On the inside cover I found an inscription written in fading blue ink. “For Bonnie, Merry Christmas. Love, Mimi.”

“I got rid of most of the rest of the things, but I kept the book and a few photos. I always wondered who Mimi was. I thought maybe she was some friend or relative of my parents. Clearly we had been close once, or she wouldn’t have given me such an expensive gift. And I thought it was odd that I never heard from her after my parents died. As soon as Fred told me what I had said under hypnosis, I knew why. Mimi was dead long before my parents died. So I asked Fred to see if he could find any record of a woman named Mimi being stabbed to death. I wanted to know whether or not the people who did it were ever caught and punished. I felt I owed her that much.”

I glanced at Fred. “Any luck?” I asked.

He shook his head. “I guess I’m better at being a hypnotherapist than I am at being a detective. That’s your job, not mine.”

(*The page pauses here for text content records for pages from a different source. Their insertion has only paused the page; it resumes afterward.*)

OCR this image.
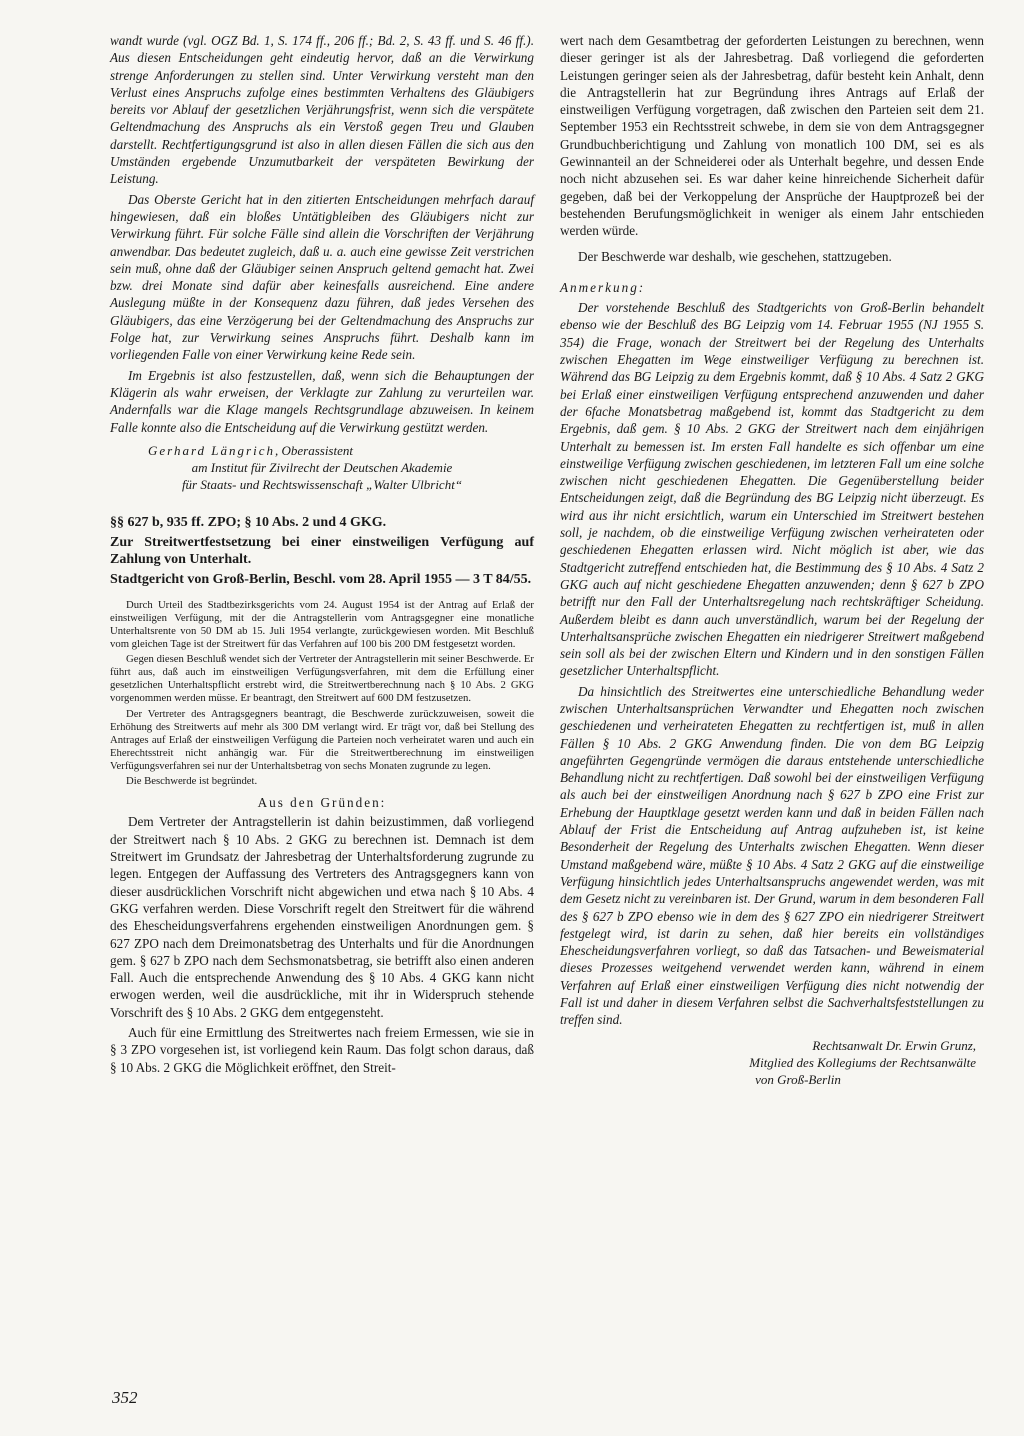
wandt wurde (vgl. OGZ Bd. 1, S. 174 ff., 206 ff.; Bd. 2, S. 43 ff. und S. 46 ff.). Aus diesen Entscheidungen geht eindeutig hervor, daß an die Verwirkung strenge Anforderungen zu stellen sind. Unter Verwirkung versteht man den Verlust eines Anspruchs zufolge eines bestimmten Verhaltens des Gläubigers bereits vor Ablauf der gesetzlichen Verjährungsfrist, wenn sich die verspätete Geltendmachung des Anspruchs als ein Verstoß gegen Treu und Glauben darstellt. Rechtfertigungsgrund ist also in allen diesen Fällen die sich aus den Umständen ergebende Unzumutbarkeit der verspäteten Bewirkung der Leistung.

Das Oberste Gericht hat in den zitierten Entscheidungen mehrfach darauf hingewiesen, daß ein bloßes Untätigbleiben des Gläubigers nicht zur Verwirkung führt. Für solche Fälle sind allein die Vorschriften der Verjährung anwendbar. Das bedeutet zugleich, daß u. a. auch eine gewisse Zeit verstrichen sein muß, ohne daß der Gläubiger seinen Anspruch geltend gemacht hat. Zwei bzw. drei Monate sind dafür aber keinesfalls ausreichend. Eine andere Auslegung müßte in der Konsequenz dazu führen, daß jedes Versehen des Gläubigers, das eine Verzögerung bei der Geltendmachung des Anspruchs zur Folge hat, zur Verwirkung seines Anspruchs führt. Deshalb kann im vorliegenden Falle von einer Verwirkung keine Rede sein.

Im Ergebnis ist also festzustellen, daß, wenn sich die Behauptungen der Klägerin als wahr erweisen, der Verklagte zur Zahlung zu verurteilen war. Andernfalls war die Klage mangels Rechtsgrundlage abzuweisen. In keinem Falle konnte also die Entscheidung auf die Verwirkung gestützt werden.

Gerhard Längrich, Oberassistent
am Institut für Zivilrecht der Deutschen Akademie
für Staats- und Rechtswissenschaft „Walter Ulbricht“

§§ 627 b, 935 ff. ZPO; § 10 Abs. 2 und 4 GKG.

Zur Streitwertfestsetzung bei einer einstweiligen Verfügung auf Zahlung von Unterhalt.

Stadtgericht von Groß-Berlin, Beschl. vom 28. April 1955 — 3 T 84/55.

Durch Urteil des Stadtbezirksgerichts vom 24. August 1954 ist der Antrag auf Erlaß der einstweiligen Verfügung, mit der die Antragstellerin vom Antragsgegner eine monatliche Unterhaltsrente von 50 DM ab 15. Juli 1954 verlangte, zurückgewiesen worden. Mit Beschluß vom gleichen Tage ist der Streitwert für das Verfahren auf 100 bis 200 DM festgesetzt worden.

Gegen diesen Beschluß wendet sich der Vertreter der Antragstellerin mit seiner Beschwerde. Er führt aus, daß auch im einstweiligen Verfügungsverfahren, mit dem die Erfüllung einer gesetzlichen Unterhaltspflicht erstrebt wird, die Streitwertberechnung nach § 10 Abs. 2 GKG vorgenommen werden müsse. Er beantragt, den Streitwert auf 600 DM festzusetzen.

Der Vertreter des Antragsgegners beantragt, die Beschwerde zurückzuweisen, soweit die Erhöhung des Streitwerts auf mehr als 300 DM verlangt wird. Er trägt vor, daß bei Stellung des Antrages auf Erlaß der einstweiligen Verfügung die Parteien noch verheiratet waren und auch ein Eherechtsstreit nicht anhängig war. Für die Streitwertberechnung im einstweiligen Verfügungsverfahren sei nur der Unterhaltsbetrag von sechs Monaten zugrunde zu legen.

Die Beschwerde ist begründet.

Aus den Gründen:

Dem Vertreter der Antragstellerin ist dahin beizustimmen, daß vorliegend der Streitwert nach § 10 Abs. 2 GKG zu berechnen ist. Demnach ist dem Streitwert im Grundsatz der Jahresbetrag der Unterhaltsforderung zugrunde zu legen. Entgegen der Auffassung des Vertreters des Antragsgegners kann von dieser ausdrücklichen Vorschrift nicht abgewichen und etwa nach § 10 Abs. 4 GKG verfahren werden. Diese Vorschrift regelt den Streitwert für die während des Ehescheidungsverfahrens ergehenden einstweiligen Anordnungen gem. § 627 ZPO nach dem Dreimonatsbetrag des Unterhalts und für die Anordnungen gem. § 627 b ZPO nach dem Sechsmonatsbetrag, sie betrifft also einen anderen Fall. Auch die entsprechende Anwendung des § 10 Abs. 4 GKG kann nicht erwogen werden, weil die ausdrückliche, mit ihr in Widerspruch stehende Vorschrift des § 10 Abs. 2 GKG dem entgegensteht.

Auch für eine Ermittlung des Streitwertes nach freiem Ermessen, wie sie in § 3 ZPO vorgesehen ist, ist vorliegend kein Raum. Das folgt schon daraus, daß § 10 Abs. 2 GKG die Möglichkeit eröffnet, den Streit-

wert nach dem Gesamtbetrag der geforderten Leistungen zu berechnen, wenn dieser geringer ist als der Jahresbetrag. Daß vorliegend die geforderten Leistungen geringer seien als der Jahresbetrag, dafür besteht kein Anhalt, denn die Antragstellerin hat zur Begründung ihres Antrags auf Erlaß der einstweiligen Verfügung vorgetragen, daß zwischen den Parteien seit dem 21. September 1953 ein Rechtsstreit schwebe, in dem sie von dem Antragsgegner Grundbuchberichtigung und Zahlung von monatlich 100 DM, sei es als Gewinnanteil an der Schneiderei oder als Unterhalt begehre, und dessen Ende noch nicht abzusehen sei. Es war daher keine hinreichende Sicherheit dafür gegeben, daß bei der Verkoppelung der Ansprüche der Hauptprozeß bei der bestehenden Berufungsmöglichkeit in weniger als einem Jahr entschieden werden würde.

Der Beschwerde war deshalb, wie geschehen, stattzugeben.

Anmerkung:

Der vorstehende Beschluß des Stadtgerichts von Groß-Berlin behandelt ebenso wie der Beschluß des BG Leipzig vom 14. Februar 1955 (NJ 1955 S. 354) die Frage, wonach der Streitwert bei der Regelung des Unterhalts zwischen Ehegatten im Wege einstweiliger Verfügung zu berechnen ist. Während das BG Leipzig zu dem Ergebnis kommt, daß § 10 Abs. 4 Satz 2 GKG bei Erlaß einer einstweiligen Verfügung entsprechend anzuwenden und daher der 6fache Monatsbetrag maßgebend ist, kommt das Stadtgericht zu dem Ergebnis, daß gem. § 10 Abs. 2 GKG der Streitwert nach dem einjährigen Unterhalt zu bemessen ist. Im ersten Fall handelte es sich offenbar um eine einstweilige Verfügung zwischen geschiedenen, im letzteren Fall um eine solche zwischen nicht geschiedenen Ehegatten. Die Gegenüberstellung beider Entscheidungen zeigt, daß die Begründung des BG Leipzig nicht überzeugt. Es wird aus ihr nicht ersichtlich, warum ein Unterschied im Streitwert bestehen soll, je nachdem, ob die einstweilige Verfügung zwischen verheirateten oder geschiedenen Ehegatten erlassen wird. Nicht möglich ist aber, wie das Stadtgericht zutreffend entschieden hat, die Bestimmung des § 10 Abs. 4 Satz 2 GKG auch auf nicht geschiedene Ehegatten anzuwenden; denn § 627 b ZPO betrifft nur den Fall der Unterhaltsregelung nach rechtskräftiger Scheidung. Außerdem bleibt es dann auch unverständlich, warum bei der Regelung der Unterhaltsansprüche zwischen Ehegatten ein niedrigerer Streitwert maßgebend sein soll als bei der zwischen Eltern und Kindern und in den sonstigen Fällen gesetzlicher Unterhaltspflicht.

Da hinsichtlich des Streitwertes eine unterschiedliche Behandlung weder zwischen Unterhaltsansprüchen Verwandter und Ehegatten noch zwischen geschiedenen und verheirateten Ehegatten zu rechtfertigen ist, muß in allen Fällen § 10 Abs. 2 GKG Anwendung finden. Die von dem BG Leipzig angeführten Gegengründe vermögen die daraus entstehende unterschiedliche Behandlung nicht zu rechtfertigen. Daß sowohl bei der einstweiligen Verfügung als auch bei der einstweiligen Anordnung nach § 627 b ZPO eine Frist zur Erhebung der Hauptklage gesetzt werden kann und daß in beiden Fällen nach Ablauf der Frist die Entscheidung auf Antrag aufzuheben ist, ist keine Besonderheit der Regelung des Unterhalts zwischen Ehegatten. Wenn dieser Umstand maßgebend wäre, müßte § 10 Abs. 4 Satz 2 GKG auf die einstweilige Verfügung hinsichtlich jedes Unterhaltsanspruchs angewendet werden, was mit dem Gesetz nicht zu vereinbaren ist. Der Grund, warum in dem besonderen Fall des § 627 b ZPO ebenso wie in dem des § 627 ZPO ein niedrigerer Streitwert festgelegt wird, ist darin zu sehen, daß hier bereits ein vollständiges Ehescheidungsverfahren vorliegt, so daß das Tatsachen- und Beweismaterial dieses Prozesses weitgehend verwendet werden kann, während in einem Verfahren auf Erlaß einer einstweiligen Verfügung dies nicht notwendig der Fall ist und daher in diesem Verfahren selbst die Sachverhaltsfeststellungen zu treffen sind.

Rechtsanwalt Dr. Erwin Grunz,
Mitglied des Kollegiums der Rechtsanwälte
von Groß-Berlin
352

“And how exactly did this particular case get to be my job?” I asked.

“That’s my fault,” Sister Mary Katherine said at once. “Fred was the one who knew you worked in that new investigative unit in the attorney general’s office.”

I made a mental note not to call us the SHIT squad in the good sister’s presence.

“Before Father Mark retired from Christ the King, he had a young assistant priest named Father Andrew who moved up into the diocese office years ago. Father Andrew is now the new archbishop’s right-hand man. He was a huge help to me personally when I was starting Saint Benedict’s and needed to cut through mounds of red tape.”

She stopped talking as if she had said enough, but I still didn’t get it.

Obligingly, Freddy Mac clued me in. “Years ago, Father Andrew Carter and Ross Connors played football together at O’Dea High School.”